Merge sort is O(n log n) and uses divide and conquer. Split the list in half, sort each half, merge them. Merging two sorted lists is linear, and you only split log(n) times, so the whole thing comes out to n log n. Same DP vibe, where you solve smaller problems, combine their answers.
Data Structures
Every data structure is a trade-off. None of them are better in a vacuum. You pick based on what you need to do fast.
Arrays are contiguous memory with a fixed size. Index access is O(1) which is as fast as it gets, but mid-list insertion is slow because you have to shift everything over.
Linked Lists are flexible in size, each node pointing to the next. Insertion and deletion are fast if you already have the node reference, but access is O(n) because you have to walk from the head to get anywhere.
Binary Search Trees have a left child that's smaller and a right child that's greater at every node. Search, insert, and delete are O(log n) when balanced. When they aren't balanced, the worst case is O(n), which is a linked list.
Heaps are trees where the root is always the max or the min. They're great for priority queues where you always want the most important thing next. Task schedulers use them. A* pathfinding uses them. Fun fact, heaps are usually stored in arrays, which is the kind of detail that makes you feel smart at parties if your parties are very specific.
Hash Maps are the goat. Average O(1) for insert, lookup, and delete. A hash function turns a key into an index. If two keys hash to the same index it's a collision, usually handled by storing both at that index in a small linked list. Hash maps are the answer to way more problems than you'd think (coding problems).
Graphs are nodes and edges, used to model relationships. BFS explores level by level with a queue and is your go-to for shortest path in an unweighted graph. DFS goes as deep as it can before backtracking, usually with recursion or a stack. Topological sort handles dependency ordering, like figuring out what order to take classes in when some are prerequisites.
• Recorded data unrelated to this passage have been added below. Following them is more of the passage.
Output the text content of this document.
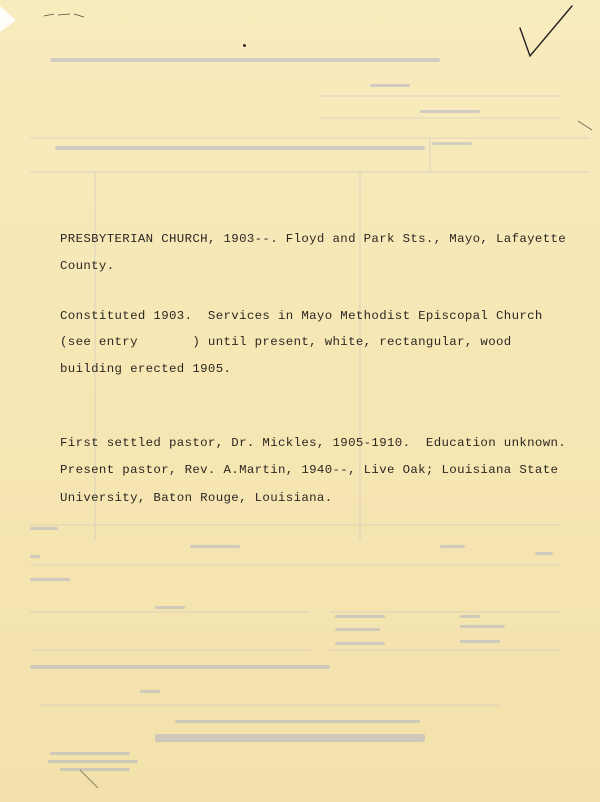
PRESBYTERIAN CHURCH, 1903--. Floyd and Park Sts., Mayo, Lafayette
County.
Constituted 1903.  Services in Mayo Methodist Episcopal Church
(see entry       ) until present, white, rectangular, wood
building erected 1905.
First settled pastor, Dr. Mickles, 1905-1910.  Education unknown.
Present pastor, Rev. A.Martin, 1940--, Live Oak; Louisiana State
University, Baton Rouge, Louisiana.
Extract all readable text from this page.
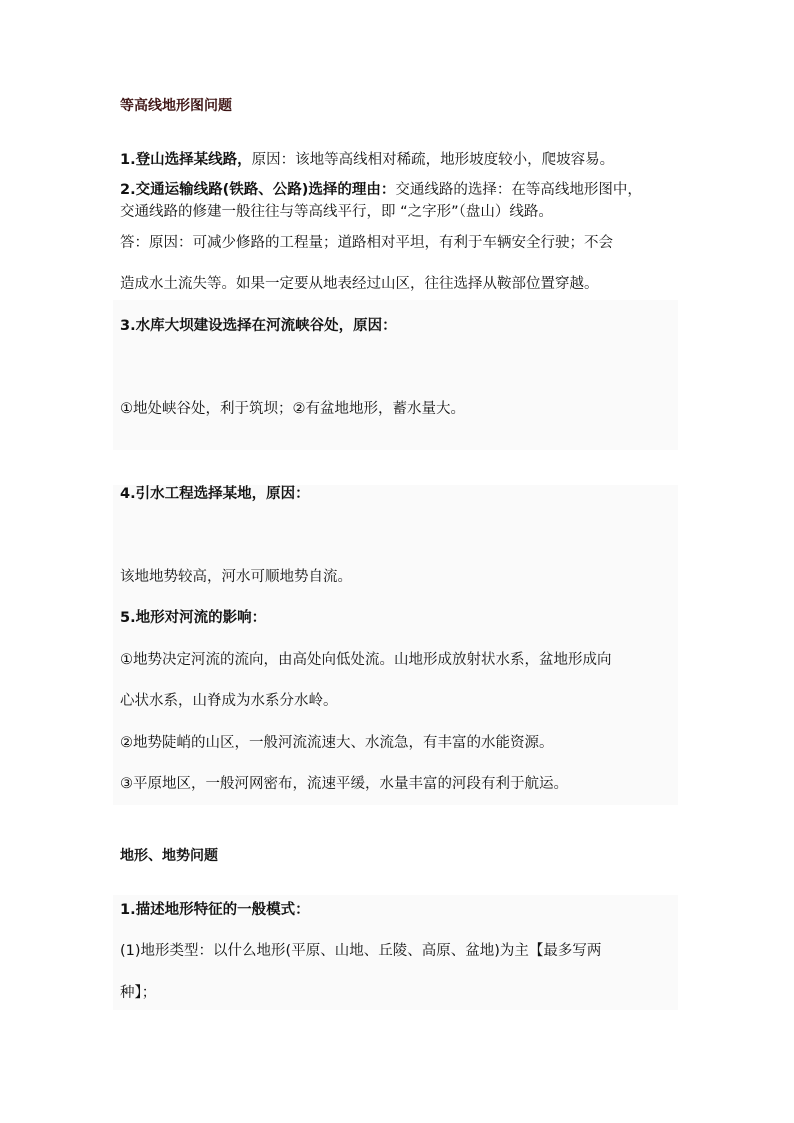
等高线地形图问题
1.登山选择某线路，原因：该地等高线相对稀疏，地形坡度较小，爬坡容易。
2.交通运输线路(铁路、公路)选择的理由：交通线路的选择：在等高线地形图中，
交通线路的修建一般往往与等高线平行，即 “之字形”（盘山）线路。
答：原因：可减少修路的工程量；道路相对平坦，有利于车辆安全行驶；不会
造成水土流失等。如果一定要从地表经过山区，往往选择从鞍部位置穿越。
3.水库大坝建设选择在河流峡谷处，原因：
①地处峡谷处，利于筑坝；②有盆地地形，蓄水量大。
4.引水工程选择某地，原因：
该地地势较高，河水可顺地势自流。
5.地形对河流的影响：
①地势决定河流的流向，由高处向低处流。山地形成放射状水系，盆地形成向
心状水系，山脊成为水系分水岭。
②地势陡峭的山区，一般河流流速大、水流急，有丰富的水能资源。
③平原地区，一般河网密布，流速平缓，水量丰富的河段有利于航运。
地形、地势问题
1.描述地形特征的一般模式：
(1)地形类型：以什么地形(平原、山地、丘陵、高原、盆地)为主【最多写两
种】；
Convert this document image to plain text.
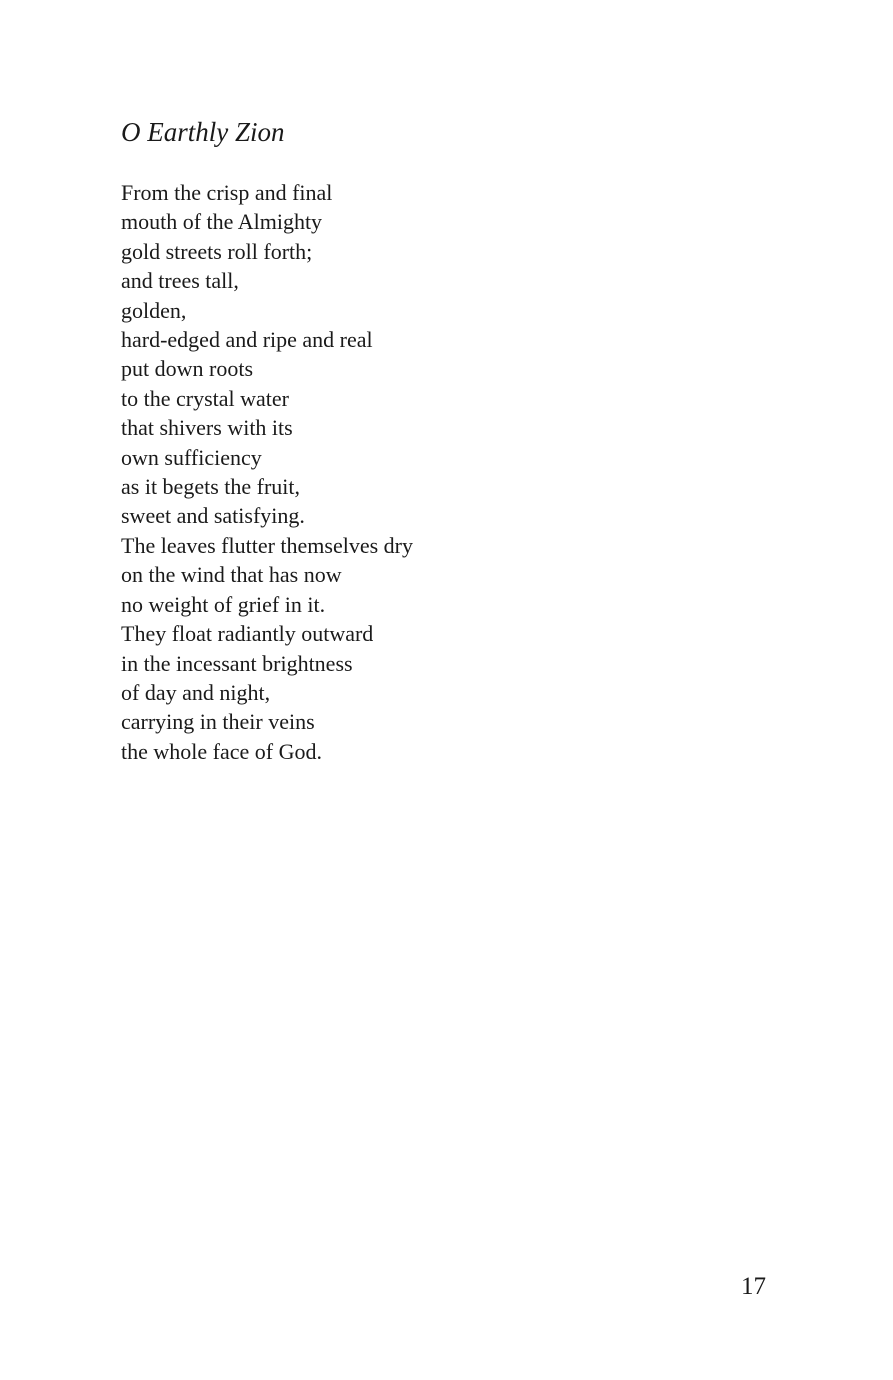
O Earthly Zion
From the crisp and final
mouth of the Almighty
gold streets roll forth;
and trees tall,
golden,
hard-edged and ripe and real
put down roots
to the crystal water
that shivers with its
own sufficiency
as it begets the fruit,
sweet and satisfying.
The leaves flutter themselves dry
on the wind that has now
no weight of grief in it.
They float radiantly outward
in the incessant brightness
of day and night,
carrying in their veins
the whole face of God.
17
None of these are intimidating once you stop treating them as a checklist and start treating them as answers to specific questions. I need to check if a username is taken across 10 million users, hash map. I need a leaderboard that stays sorted as scores come in, BST. I need to always serve the next Swiggy order by priority, heap. I need to find the fewest connections between me and some random recruiter on LinkedIn, BFS.
What Happened
Approach towards DSA has changed, for any problem I start with inputs of size 2, 3, 4, and actually work them out on paper (yes, paper, I'm old school like that). I split the problem into the smallest pieces I can. I ask what the problem really needs, fast lookups, ordering, shortest path, and pick the data structure off of that. The solutions take longer to show up but they stay with me, and the next problem doesn't feel like I'm walking into an exam I forgot to study for. Am I suddenly good at LeetCode? Lmao, no. But I'm no longer pretending, and for now that's the upgrade I needed.
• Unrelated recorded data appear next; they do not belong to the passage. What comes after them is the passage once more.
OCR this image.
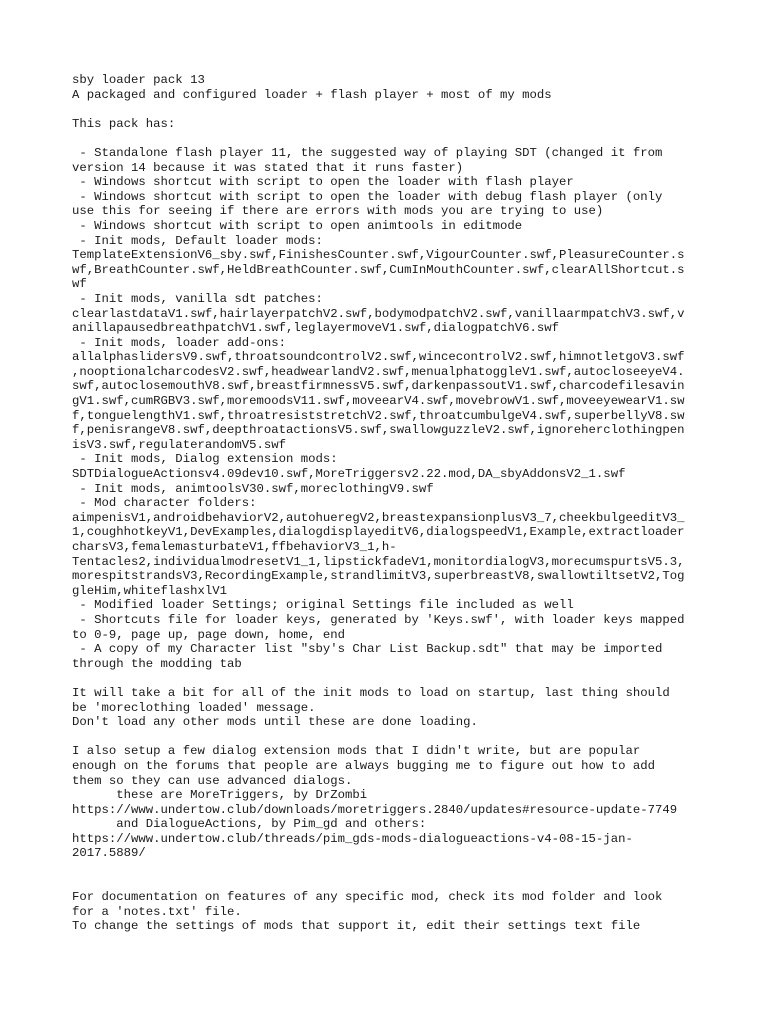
sby loader pack 13
A packaged and configured loader + flash player + most of my mods
This pack has:
- Standalone flash player 11, the suggested way of playing SDT (changed it from
version 14 because it was stated that it runs faster)
- Windows shortcut with script to open the loader with flash player
- Windows shortcut with script to open the loader with debug flash player (only
use this for seeing if there are errors with mods you are trying to use)
- Windows shortcut with script to open animtools in editmode
- Init mods, Default loader mods:
TemplateExtensionV6_sby.swf,FinishesCounter.swf,VigourCounter.swf,PleasureCounter.s
wf,BreathCounter.swf,HeldBreathCounter.swf,CumInMouthCounter.swf,clearAllShortcut.s
wf
- Init mods, vanilla sdt patches:
clearlastdataV1.swf,hairlayerpatchV2.swf,bodymodpatchV2.swf,vanillaarmpatchV3.swf,v
anillapausedbreathpatchV1.swf,leglayermoveV1.swf,dialogpatchV6.swf
- Init mods, loader add-ons:
allalphaslidersV9.swf,throatsoundcontrolV2.swf,wincecontrolV2.swf,himnotletgoV3.swf
,nooptionalcharcodesV2.swf,headwearlandV2.swf,menualphatoggleV1.swf,autocloseeyeV4.
swf,autoclosemouthV8.swf,breastfirmnessV5.swf,darkenpassoutV1.swf,charcodefilesavin
gV1.swf,cumRGBV3.swf,moremoodsV11.swf,moveearV4.swf,movebrowV1.swf,moveeyewearV1.sw
f,tonguelengthV1.swf,throatresiststretchV2.swf,throatcumbulgeV4.swf,superbellyV8.sw
f,penisrangeV8.swf,deepthroatactionsV5.swf,swallowguzzleV2.swf,ignoreherclothingpen
isV3.swf,regulaterandomV5.swf
- Init mods, Dialog extension mods:
SDTDialogueActionsv4.09dev10.swf,MoreTriggersv2.22.mod,DA_sbyAddonsV2_1.swf
- Init mods, animtoolsV30.swf,moreclothingV9.swf
- Mod character folders:
aimpenisV1,androidbehaviorV2,autohueregV2,breastexpansionplusV3_7,cheekbulgeeditV3_
1,coughhotkeyV1,DevExamples,dialogdisplayeditV6,dialogspeedV1,Example,extractloader
charsV3,femalemasturbateV1,ffbehaviorV3_1,h-
Tentacles2,individualmodresetV1_1,lipstickfadeV1,monitordialogV3,morecumspurtsV5.3,
morespitstrandsV3,RecordingExample,strandlimitV3,superbreastV8,swallowtiltsetV2,Tog
gleHim,whiteflashxlV1
- Modified loader Settings; original Settings file included as well
- Shortcuts file for loader keys, generated by 'Keys.swf', with loader keys mapped
to 0-9, page up, page down, home, end
- A copy of my Character list "sby's Char List Backup.sdt" that may be imported
through the modding tab
It will take a bit for all of the init mods to load on startup, last thing should
be 'moreclothing loaded' message.
Don't load any other mods until these are done loading.
I also setup a few dialog extension mods that I didn't write, but are popular
enough on the forums that people are always bugging me to figure out how to add
them so they can use advanced dialogs.
these are MoreTriggers, by DrZombi
https://www.undertow.club/downloads/moretriggers.2840/updates#resource-update-7749
and DialogueActions, by Pim_gd and others:
https://www.undertow.club/threads/pim_gds-mods-dialogueactions-v4-08-15-jan-
2017.5889/
For documentation on features of any specific mod, check its mod folder and look
for a 'notes.txt' file.
To change the settings of mods that support it, edit their settings text file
tl;dr Stopped pattern matching, started building from scratch on tiny inputs. Broke problems into pieces before writing a single line. Realised DP was just that habit with a scary name. Big O is vibes for how badly your code dies when n gets huge. Data structures are just trade-offs pretending to be a syllabus. Build something small and ugly before you try to build something impressive, and if you're reading this on a Sunday night panicking about Monday's interview, godspeed.